La Valceresio dei dinosauri

La Prealpina - 22/11/2021

 La musica di Jurassic Park è stata la colonna sonora con cui, ieri pomeriggio, è stato inaugurato il Parco didattico “Mamo”. Una cerimonia per cui ci sono voluti milioni di anni, vale a dire il periodo che è passato fra l’era dei dinosauri che vivevano in Valceresio e quella contemporanea. Ed è proprio un dinosauro il grande (in tutti i sensi) protagonista della nuova area di via Manzoni. Al suo interno spicca infatti una riproduzione a grandezza reale di otto metri di lunghezza e due di altezza del Saltriovenator zanellai, che giace così a due passi da dove venne rinvenuto. «Quando trovammo qualche dentino – ha detto Angelo Zanella, lo scopritore dei resti del bestione – nessuno voleva credere che dentro ci fosse una scoperta così importante. Invece mi impuntai e obbligai i miei figli a portare a casa quel masso di 5 quintali, dove, invece, spuntò un osso».

Il primo di altre parti di scheletro, che permisero ai ricercatori di ricostruire il bestione, fino alla tappa di ieri: «Studiare i dinosauri – ha sottolineato Cristiano Dal Sasso, paleontologo del museo di Storia naturale di Milano durante l’inaugurazione a cui hanno partecipato circa trecento persone – rappresenta un monito anche per noi, perché ci ricorda che nulla è eterno e, quindi, dobbiamo intervenire per non estinguerci come il Saltriovenator, il più antico predatore di queste dimensioni che, così, dona a Saltrio un primato mondiale».
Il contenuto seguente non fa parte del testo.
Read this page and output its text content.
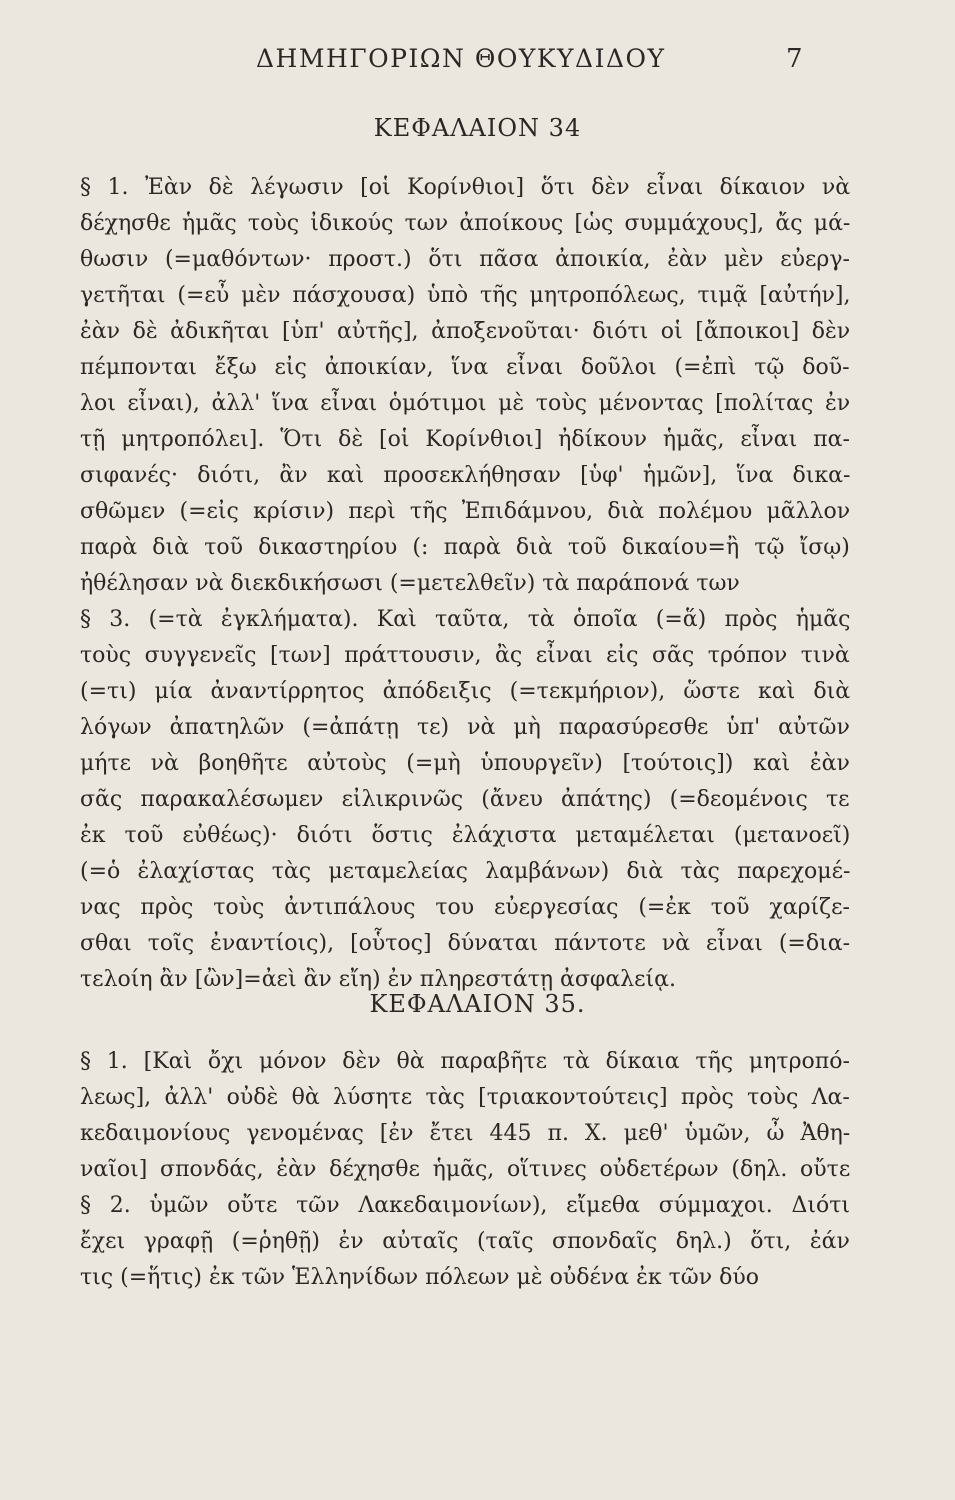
ΔΗΜΗΓΟΡΙΩΝ ΘΟΥΚΥΔΙΔΟΥ	7
ΚΕΦΑΛΑΙΟΝ 34
§ 1. Ἐὰν δὲ λέγωσιν [οἱ Κορίνθιοι] ὅτι δὲν εἶναι δίκαιον νὰ
δέχησθε ἡμᾶς τοὺς ἰδικούς των ἀποίκους [ὡς συμμάχους], ἄς μά-
θωσιν (=μαθόντων· προστ.) ὅτι πᾶσα ἀποικία, ἐὰν μὲν εὐεργ-
γετῆται (=εὖ μὲν πάσχουσα) ὑπὸ τῆς μητροπόλεως, τιμᾷ [αὐτήν],
ἐὰν δὲ ἀδικῆται [ὑπ' αὐτῆς], ἀποξενοῦται· διότι οἱ [ἄποικοι] δὲν
πέμπονται ἔξω εἰς ἀποικίαν, ἵνα εἶναι δοῦλοι (=ἐπὶ τῷ δοῦ-
λοι εἶναι), ἀλλ' ἵνα εἶναι ὁμότιμοι μὲ τοὺς μένοντας [πολίτας ἐν
τῇ μητροπόλει]. Ὅτι δὲ [οἱ Κορίνθιοι] ἠδίκουν ἡμᾶς, εἶναι πα-
σιφανές· διότι, ἂν καὶ προσεκλήθησαν [ὑφ' ἡμῶν], ἵνα δικα-
σθῶμεν (=εἰς κρίσιν) περὶ τῆς Ἐπιδάμνου, διὰ πολέμου μᾶλλον
παρὰ διὰ τοῦ δικαστηρίου (: παρὰ διὰ τοῦ δικαίου=ἢ τῷ ἴσῳ)
ἠθέλησαν νὰ διεκδικήσωσι (=μετελθεῖν) τὰ παράπονά των
§ 3. (=τὰ ἐγκλήματα). Καὶ ταῦτα, τὰ ὁποῖα (=ἅ) πρὸς ἡμᾶς
τοὺς συγγενεῖς [των] πράττουσιν, ἂς εἶναι εἰς σᾶς τρόπον τινὰ
(=τι) μία ἀναντίρρητος ἀπόδειξις (=τεκμήριον), ὥστε καὶ διὰ
λόγων ἀπατηλῶν (=ἀπάτῃ τε) νὰ μὴ παρασύρεσθε ὑπ' αὐτῶν
μήτε νὰ βοηθῆτε αὐτοὺς (=μὴ ὑπουργεῖν) [τούτοις]) καὶ ἐὰν
σᾶς παρακαλέσωμεν εἰλικρινῶς (ἄνευ ἀπάτης) (=δεομένοις τε
ἐκ τοῦ εὐθέως)· διότι ὅστις ἐλάχιστα μεταμέλεται (μετανοεῖ)
(=ὁ ἐλαχίστας τὰς μεταμελείας λαμβάνων) διὰ τὰς παρεχομέ-
νας πρὸς τοὺς ἀντιπάλους του εὐεργεσίας (=ἐκ τοῦ χαρίζε-
σθαι τοῖς ἐναντίοις), [οὗτος] δύναται πάντοτε νὰ εἶναι (=δια-
τελοίη ἂν [ὢν]=ἀεὶ ἂν εἴη) ἐν πληρεστάτῃ ἀσφαλείᾳ.
ΚΕΦΑΛΑΙΟΝ 35.
§ 1. [Καὶ ὄχι μόνον δὲν θὰ παραβῆτε τὰ δίκαια τῆς μητροπό-
λεως], ἀλλ' οὐδὲ θὰ λύσητε τὰς [τριακοντούτεις] πρὸς τοὺς Λα-
κεδαιμονίους γενομένας [ἐν ἔτει 445 π. Χ. μεθ' ὑμῶν, ὦ Ἀθη-
ναῖοι] σπονδάς, ἐὰν δέχησθε ἡμᾶς, οἵτινες οὐδετέρων (δηλ. οὔτε
§ 2. ὑμῶν οὔτε τῶν Λακεδαιμονίων), εἴμεθα σύμμαχοι. Διότι
ἔχει γραφῇ (=ῥηθῇ) ἐν αὐταῖς (ταῖς σπονδαῖς δηλ.) ὅτι, ἐάν
τις (=ἥτις) ἐκ τῶν Ἑλληνίδων πόλεων μὲ οὐδένα ἐκ τῶν δύο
Per la prima volta, quindi, in Valceresio è stato realizzato un dinosauro a grandezza naturale: l’area scelta si trova nei pressi del cimitero, ai piedi del monte Pravello e all’interno ci sono cinque macro aree tematiche: quella dedicata alla flora e alla fauna locale, con castagni, robinie, faggi e poi riproduzioni di cervo, volpe, tasso, cinghiale, poiana, realizzate dai ragazzi del Liceo artistico Frattini di Varese. Successivamente si incontra l’area dedicata alle cave di Saltrio, realizzata con materiale recuperato dai siti estrattivi, e dove si potranno ripercorrere i metodi e le tecniche di un’attività storica in Valceresio. Continuando il cammino, si arriva poi all’area dedicata al Saltriosauro e, infine, il percorso termina con l’ultima dedicata alle trincee della Linea Cadorna.
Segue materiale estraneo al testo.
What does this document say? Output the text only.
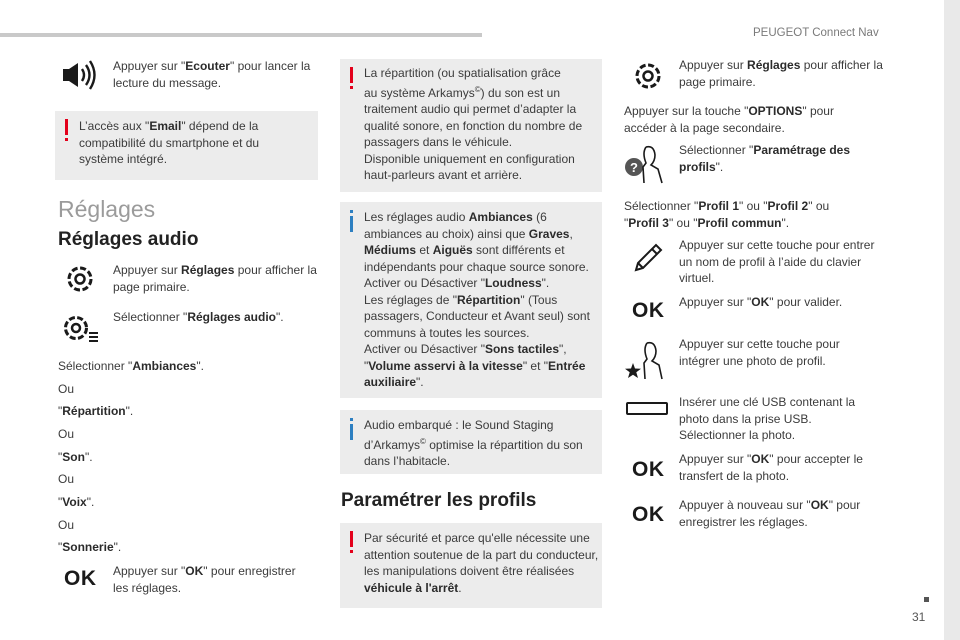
PEUGEOT Connect Nav
31
Appuyer sur "Ecouter" pour lancer la lecture du message.
L’accès aux "Email" dépend de la compatibilité du smartphone et du système intégré.
Réglages
Réglages audio
Appuyer sur Réglages pour afficher la page primaire.
Sélectionner "Réglages audio".
Sélectionner "Ambiances".
Ou
"Répartition".
Ou
"Son".
Ou
"Voix".
Ou
"Sonnerie".
OK Appuyer sur "OK" pour enregistrer les réglages.
La répartition (ou spatialisation grâce
au système Arkamys©) du son est un
traitement audio qui permet d’adapter la
qualité sonore, en fonction du nombre de
passagers dans le véhicule.
Disponible uniquement en configuration
haut-parleurs avant et arrière.
Les réglages audio Ambiances (6 ambiances au choix) ainsi que Graves, Médiums et Aiguës sont différents et indépendants pour chaque source sonore.
Activer ou Désactiver "Loudness".
Les réglages de "Répartition" (Tous passagers, Conducteur et Avant seul) sont communs à toutes les sources.
Activer ou Désactiver "Sons tactiles", "Volume asservi à la vitesse" et "Entrée auxiliaire".
Audio embarqué : le Sound Staging d’Arkamys© optimise la répartition du son dans l’habitacle.
Paramétrer les profils
Par sécurité et parce qu'elle nécessite une attention soutenue de la part du conducteur, les manipulations doivent être réalisées véhicule à l'arrêt.
Appuyer sur Réglages pour afficher la page primaire.
Appuyer sur la touche "OPTIONS" pour accéder à la page secondaire.
?
Sélectionner "Paramétrage des profils".
Sélectionner "Profil 1" ou "Profil 2" ou "Profil 3" ou "Profil commun".
Appuyer sur cette touche pour entrer un nom de profil à l’aide du clavier virtuel.
OK Appuyer sur "OK" pour valider.
Appuyer sur cette touche pour intégrer une photo de profil.
Insérer une clé USB contenant la photo dans la prise USB. Sélectionner la photo.
OK Appuyer sur "OK" pour accepter le transfert de la photo.
OK Appuyer à nouveau sur "OK" pour enregistrer les réglages.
«Se fino a qualche anno fa il territorio era visto quasi solo come una risorsa da sfruttare – ha affermato il sindaco Maurizio Zanuso – questa è la prova che, adesso, la sensibilità è cambiata e si punta a valorizzare la qualità delle ricchezze che abbiamo». A partire da un lavoro in sinergia fra il Comune e l’associazione Amici del Monte Orsa, una collaborazione proficua come dimostra il nuovo parco e come dimostrato dall’ampia presenza di sindaci della Valceresio, “capitanati” dal presidente della Comunità montana del Piambello Paolo Sartorio. «È incredibile come – ha chiosato quest’ultimo – da qualche frammento di sasso, la scienza sia riuscita a costruire così bene un pezzo di storia». Un pezzo di storia che, ora, ancor di più, resterà nella storia.